Before the ceremony started, demonstrators representing concession workers and ushers in Berlin’s movie theaters, held up banners to call for fairer wages. And members of environmental activist group Last Generation glued themselves to the ground near the red carpet in an attempt to focus attention on the looming climate catastrophe.
Inside, the opening night gala, purportedly a celebration of the world premiere of Rebecca Miller’s She Came to Me starring Anne Hathaway, Marisa Tomei and Peter Dinklage, instead turned into a celebration of the courage of the people of Ukraine and a condemnation of Russia’s war of aggression against them. The main event was a live video address from Ukraine President Volodymyr Zelensky, who stated plainly that art and cinema cannot be outside politics. “Culture chooses a side when it decides to speak out against evil,” Zelensky said, “and it takes a side when it remains silent and in fact helps the evil.”

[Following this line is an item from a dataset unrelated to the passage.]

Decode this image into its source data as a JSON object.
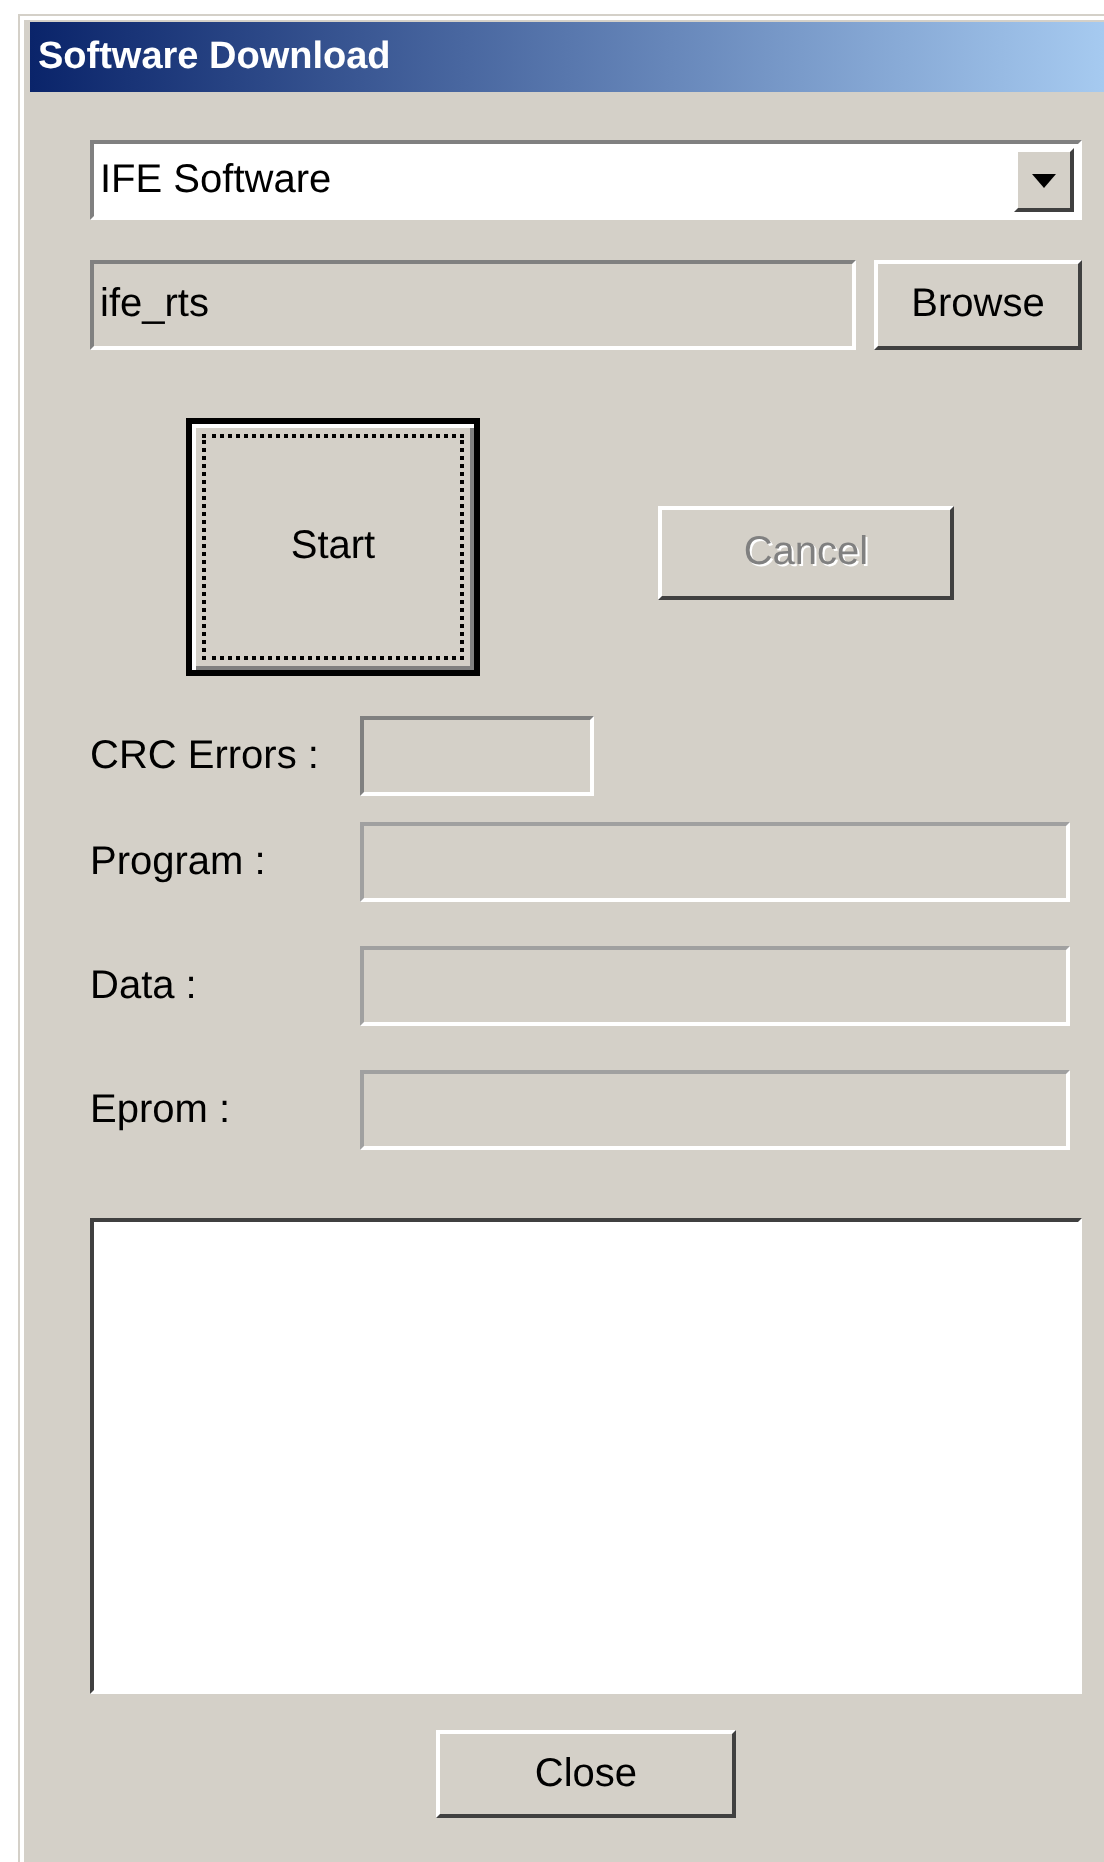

Berlin has always been the most political of the big festivals. In 2006, the festival flew in Rhuhel Ahmed and Shafiq Rasul, the subjects of Michael Winterbottom and Mat Whitecross’ competition film Road to Guantanamo, two British Muslims who were captured by American forces in Afghanistan in 2001 and spent years imprisoned, without charge, in the notorious U.S. military base. In 2011, jury members posed beside an empty chair marking the place of Iranian filmmaker Jafar Panahi, who was selected for the jury but prevented by Tehran from leaving the country.
Filmmakers and activists know the Berlinale Palast is a welcoming platform for their calls for action and against injustice. Berlinale jury president Kristen Stewart alluded to this in her opening press conference: “whether you like it or not,” she said, “this festival in particular, historically, is in a positive way confrontational and political.”

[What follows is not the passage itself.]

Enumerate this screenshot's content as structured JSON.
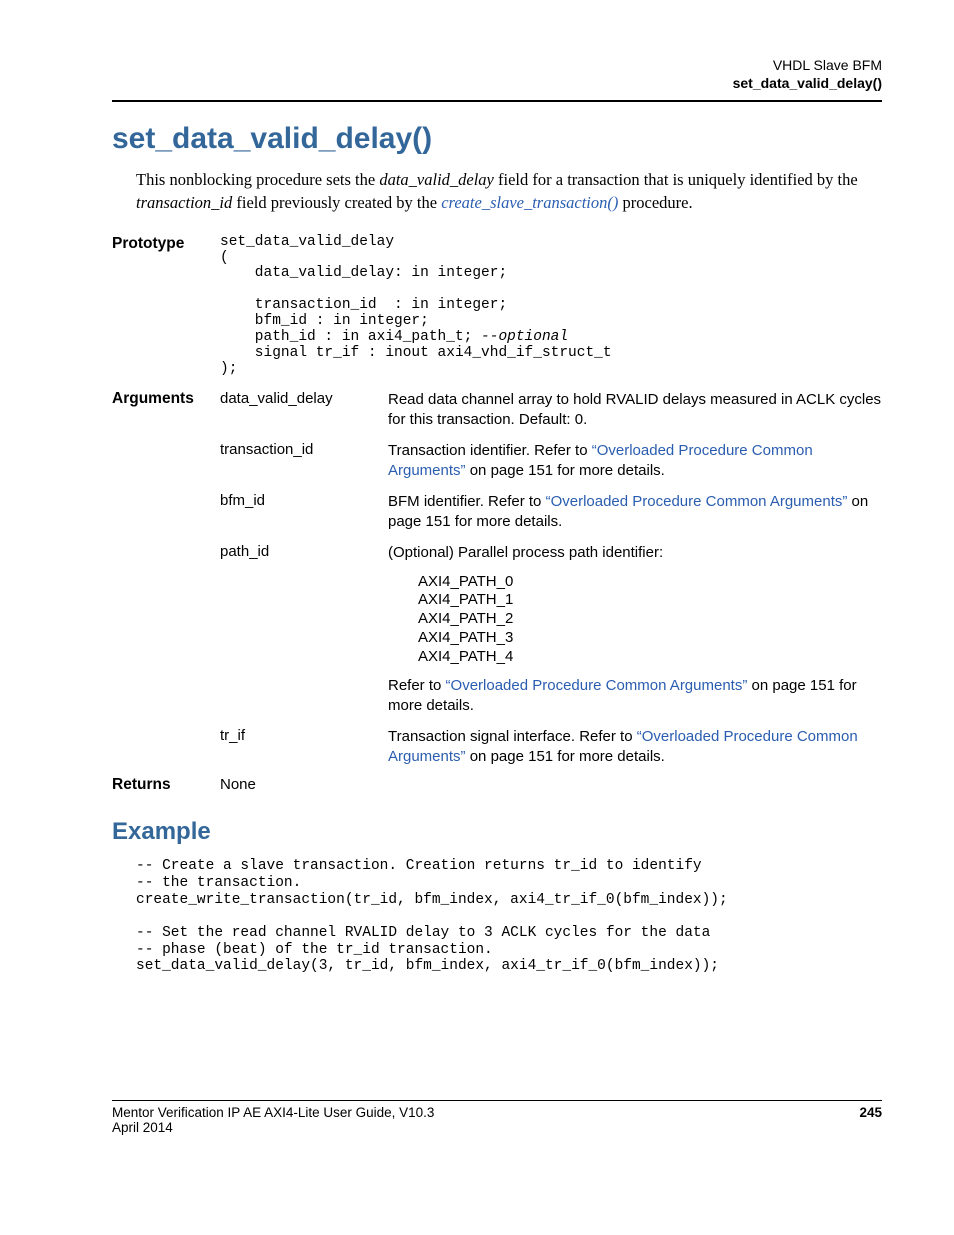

Stewart also took a stand herself at the Berlinale, joining a silent protest in support of protestors in Iran on the red carpet on Saturday. The Women Life Freedom demonstration also included Zar Amir Ebrahimi, The Siren director Sepideh Farsi, actress and fellow Berlinale jury member Golshifteh Farahani, and festival co-heads Carlo Chatrian and Mariëtte Rissenbeek.
This year, Berlin has really leaned into its “political festival” brand. In addition to public declarations of support for various causes —”the festival stands, crystal clear in solidarity with the people in Ukraine [and] with the protest movement in Iran” noted the hosts on opening night — it is throwing its weight behind concrete action. After banning any attendees from Russia or Iran with direct ties to the regimes in their respective regimes, Berlin’s European Film Market handed over control of Iran’s EFM stand to the newly-formed Iranian Independent Filmmakers Association, saying they, not any state-sponsored bodies, should be the true representatives of Iranian cinema.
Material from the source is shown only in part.